Plus qu’une rupture ou une réinvention, Lysandre s’impose comme une évolution naturelle à défaut d’établir une direction claire pour les futures créations de son auteur. C’est aussi la confirmation de ce qu’on soupçonnait de plus en plus: Owens régnait presque sans partage sur son ex-groupe, qui n’a jamais réussi à se consolider autour de membres permanents en-dehors de son acolyte JR White. Si l’on était inconsolable lorsque Girls s’est séparé, il y a peut-être de quoi se réjouir aujourd’hui en réalisant qu’un vrai singer-songwriter tenait la baraque à lui tout seul.

Mais revenons-en au disque. Owens est du genre à surprendre tout en restant cohérent, et ses choix sont ici à la fois farfelus et exécutés avec intelligence, comme ce leitmotiv musical joué à la flûte en introduction, à la manière d’un ménestrel, puis repris à outrance tout au long de l’album et interprété par différents instruments selon les variantes stylistiques des chansons. On a beau se faire à l’idée, chaque nouvelle intervention du thème est aussi saugrenue qu’évidente et nous replace dans la narrative du disque. En effet, Lysandre propose une histoire continue que l’on pourra qualifier d’autobiographique, comme à peu près tout ce que nous a chanté Owens jusqu’à présent. C’est en tout cas l’inévitable impression que nous laisse la sensibilité à fleur de peau du chanteur.

Le développement de ce conte moderne semble retracer les débuts de Girls et une histoire d’amour en parallèle, mais cette approche ne se fait aucunement pesante puisque les dix titres et deux ou trois interludes ne dépassent pas la demi-heure. D’un point de vue musical on reste fermement dans un éventail d’influences légères entre pop et folk, une touche latine sur Riviera Rock en prime. Le caractère sincère et désuet de l’ensemble fait souvent penser aux confessions romantiques d’un jeune Leonard Cohen ou à Jonathan Richman, autre grand sentimental, tandis que le groove et les cuivres de titres comme New York City et Here We Go Again sont indéniablement dans la lignée de l’album Rock n’ Roll Heart de Lou Reed, la causticité en moins. Autant s’arrêter là dans le jeu des références, car Owens se montre comme à son habitude particulièrement dégourdi et malin à l’heure d’intégrer une multitude d’éléments éclectiques et disparates dans ses compositions. Retenons simplement que le tout baigne dans une humeur douce-amère qui tourne le dos aux tendances maniaco-dépressives du dernier disque de Girls Father, Son, Holy Ghost: pas de Vomit, et encore moins de Die en vue.

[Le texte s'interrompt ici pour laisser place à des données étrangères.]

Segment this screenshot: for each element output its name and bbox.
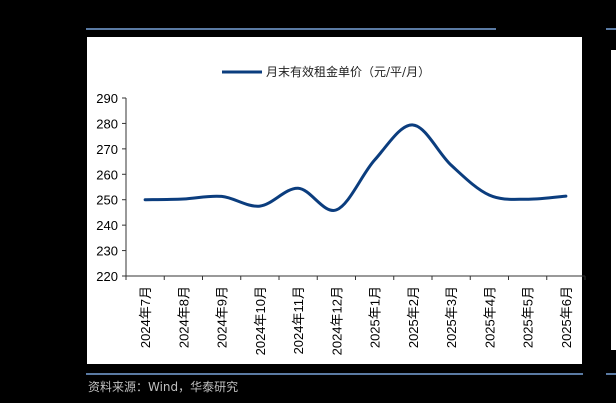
x-tick-label: 2025年2月 bbox=[406, 286, 421, 348]
x-tick-label: 2025年1月 bbox=[368, 286, 383, 348]
adjacent-panel bbox=[611, 50, 616, 350]
series-line bbox=[143, 123, 568, 212]
x-tick-label: 2024年9月 bbox=[215, 286, 230, 348]
x-tick-label: 2025年6月 bbox=[559, 286, 574, 348]
footer-rule bbox=[86, 373, 583, 375]
header-rule bbox=[86, 28, 496, 30]
header-rule-right bbox=[606, 28, 616, 30]
x-tick-label: 2025年4月 bbox=[482, 286, 497, 348]
legend: 月末有效租金单价（元/平/月） bbox=[222, 64, 430, 79]
y-tick-label: 240 bbox=[96, 218, 118, 233]
y-tick-label: 280 bbox=[96, 116, 118, 131]
footer-rule-right bbox=[606, 373, 616, 375]
y-tick-label: 260 bbox=[96, 167, 118, 182]
y-tick-label: 270 bbox=[96, 142, 118, 157]
x-tick-label: 2024年11月 bbox=[291, 286, 306, 354]
y-axis: 220 230 240 250 260 270 280 290 bbox=[96, 91, 127, 284]
legend-label: 月末有效租金单价（元/平/月） bbox=[266, 64, 430, 79]
x-tick-label: 2024年7月 bbox=[138, 286, 153, 348]
x-tick-label: 2024年10月 bbox=[253, 286, 268, 355]
x-tick-label: 2024年12月 bbox=[329, 286, 344, 355]
y-tick-label: 290 bbox=[96, 91, 118, 106]
x-tick-label: 2025年3月 bbox=[444, 286, 459, 348]
y-tick-label: 230 bbox=[96, 244, 118, 259]
source-note: 资料来源：Wind，华泰研究 bbox=[88, 380, 239, 394]
x-tick-label: 2025年5月 bbox=[521, 286, 536, 348]
x-axis: 2024年7月 2024年8月 2024年9月 2024年10月 2024年11月 202… bbox=[125, 275, 586, 355]
y-tick-label: 220 bbox=[96, 269, 118, 284]
y-tick-label: 250 bbox=[96, 193, 118, 208]
x-tick-label: 2024年8月 bbox=[176, 286, 191, 348]
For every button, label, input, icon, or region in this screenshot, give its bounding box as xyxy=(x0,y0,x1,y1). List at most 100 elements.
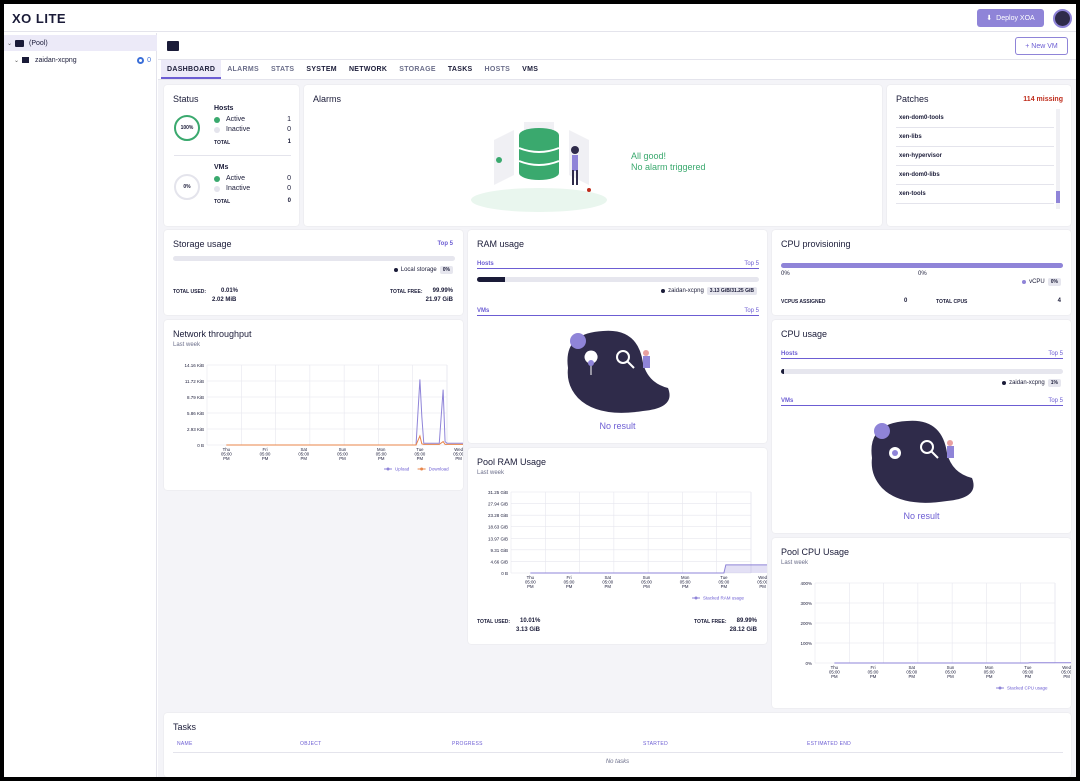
x-tick-label: Mon xyxy=(681,575,690,580)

What if I’m just a bad songwriter and everything I say has been said before? se demande-t-il sur Love is in the Ear of the Listener, le genre de jolie petite ritournelle typiquement Owensienne qui ferait passer n’importe quel autre interprète pour un comique, volontaire ou non. Le charme de Lysandre réside justement en grande partie dans cet équilibre fragile et dans la capacité de son auteur à convier en toute franchise les émotions les plus simples sans craindre le ridicule, une mise à nue déjà mille fois observée du temps de Girls mais qui continue de porter ses fruits. Cette petite demi-heure de musique s’avère peut-être un poil trop succinte et semble peu consistante suite au plus robuste Father, Son, Holy Ghost (même l’EP Broken Dreams Club de 2010 est plus long) mais cette critique paraît bien futile devant la vitalité de l’artiste et de ses chansons. Pour un premier album solo l’assurance d’Owens est bluffante et Lysandre est un vrai plaisir pour les oreilles, arrangé avec goût et élégamment produit. Autrement dit c’est le travail d’un singer-songwriter dans le sens noble du terme, l’un des meilleurs du moment, ou du moins l’un des plus candides et originaux.